One good way to make contact might be to attend a conference on relevant topics, and find someone giving a talk on a subject close to yours. Put up your hand after the talk, and say you’d like to talk to the speaker about an idea afterwards, if he is open to that. Conference attendees are kind of sitting ducks in this way, and they have time to kill, so it can be easier to approach them. Be warned, though – conferences are expensive.

If you have no science background, it’s unlikely that you would get to do any of the actual work on the project, but you could end up a co-author on the paper or something. Be sure to discuss your expectations about this up front, because authorship depends on a lot of factors that you probably aren’t aware of. And know that there isn’t going to be any money in it for you (i.e., for either of you).

JLeslie's avatar

@hearkat Yes, I understand the OP might be afraid to share the idea. Still, we need to know if she needs funding or scientific design help or both.

@Afos22 I agree that you need to make sure your idea has not been tested already. Have you done a very good search on the matter? If your truly have a new idea, but have no idea how to prove your idea, then you will probably need to contact someone in the field to help you. Have them sign some sort of contract that they can’t steal your idea. If you already know the idea works, you should patent it if you can. If you need funding, government funding comes under critical review and you can hire a consultant to help you with the paperwork and peer review process. If yu are looking for private funding there are venture capitalist firms that possibly will be interested.

Can you tell us at minimum if it is medical, engineering, what part of science?

LuckyGuy's avatar

There are several experts here who might be willing to look at the basic physics to tell you if you are missing something. If you are worried about the idea getting stolen, try to frame the question so you don’t give anything away and PM them.
Someone with a physics /engineering background might be able to point you in the right direction.

ETpro's avatar

To publish in any peer reviewed journal of merit, you’re going to have to show your work. Articles along the lines of, “Hey I just thought up a Theory of Everything” but not accompanied by any calculations and tests to show it’s more than just a hunch are not going to get published.

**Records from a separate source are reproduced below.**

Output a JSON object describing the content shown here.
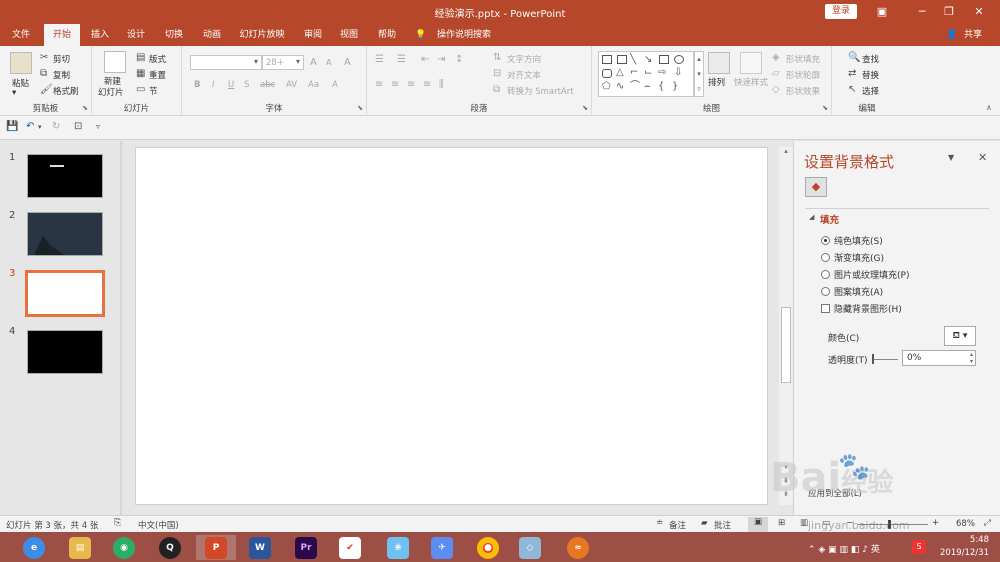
{
  "window": {
    "title": "经验演示.pptx - PowerPoint",
    "login_label": "登录",
    "minimize": "─",
    "restore": "❐",
    "close": "✕",
    "ribbon_display": "▣"
  },
  "tabs": [
    "文件",
    "开始",
    "插入",
    "设计",
    "切换",
    "动画",
    "幻灯片放映",
    "审阅",
    "视图",
    "帮助"
  ],
  "active_tab": "开始",
  "tell_me": "操作说明搜索",
  "share": "共享",
  "ribbon": {
    "clipboard": {
      "paste": "粘贴",
      "cut": "剪切",
      "copy": "复制",
      "format_painter": "格式刷",
      "label": "剪贴板"
    },
    "slides": {
      "new_slide_line1": "新建",
      "new_slide_line2": "幻灯片",
      "layout": "版式",
      "reset": "重置",
      "section": "节",
      "label": "幻灯片"
    },
    "font": {
      "font_name": "",
      "font_size": "28+",
      "bold": "B",
      "italic": "I",
      "underline": "U",
      "shadow": "S",
      "strike": "abc",
      "spacing": "AV",
      "case": "Aa",
      "color": "A",
      "grow": "A",
      "shrink": "A",
      "clear": "A",
      "label": "字体"
    },
    "paragraph": {
      "text_direction": "文字方向",
      "align_text": "对齐文本",
      "smartart": "转换为 SmartArt",
      "label": "段落"
    },
    "drawing": {
      "arrange": "排列",
      "quick_styles": "快速样式",
      "shape_fill": "形状填充",
      "shape_outline": "形状轮廓",
      "shape_effects": "形状效果",
      "label": "绘图"
    },
    "editing": {
      "find": "查找",
      "replace": "替换",
      "select": "选择",
      "label": "编辑"
    }
  },
  "slides_panel": {
    "slides": [
      {
        "number": "1",
        "bg": "#000000"
      },
      {
        "number": "2",
        "bg": "#2a3544"
      },
      {
        "number": "3",
        "bg": "#ffffff"
      },
      {
        "number": "4",
        "bg": "#000000"
      }
    ],
    "selected": "3"
  },
  "format_pane": {
    "title": "设置背景格式",
    "section_fill": "填充",
    "options": [
      "纯色填充(S)",
      "渐变填充(G)",
      "图片或纹理填充(P)",
      "图案填充(A)"
    ],
    "selected_option": "纯色填充(S)",
    "hide_bg_graphics": "隐藏背景图形(H)",
    "color_label": "颜色(C)",
    "transparency_label": "透明度(T)",
    "transparency_value": "0%",
    "apply_all": "应用到全部(L)",
    "accent": "#b7472a"
  },
  "status": {
    "slide_info": "幻灯片 第 3 张，共 4 张",
    "language": "中文(中国)",
    "notes": "备注",
    "comments": "批注",
    "zoom": "68%"
  },
  "taskbar": {
    "apps": [
      "360浏览器",
      "文件资源管理器",
      "微信",
      "QQ",
      "PowerPoint",
      "Word",
      "Premiere",
      "WPS",
      "图片",
      "飞书",
      "Chrome",
      "Visio",
      "其它"
    ],
    "active_app": "PowerPoint",
    "time": "5:48",
    "date": "2019/12/31"
  },
  "watermark": {
    "brand": "Bai",
    "brand2": "经验",
    "url": "jingyan.baidu.com"
  }
}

But depending on what your idea is and what it enables, publishing may be the last thing you want to do. If your hypothesis solves a problem that enough people are willing to pay to have solved, then the better way to go may be the entrepreneurial route. But even there, somehow you are going to need to prove it works. It would be difficult to get funding for the idea of the century without ever showing that the hypothesis has merit—that it works. If you can show that it works to do something people want done, and that it can deliver that benefit at a price people would be willing to pay and still leave room for reasonably profits; demonstrating that alone is probably enough to find venture capital to back it, or put it on Kickstarter. You don’t have to get into all the details of why it works. It’s enough to show that it does.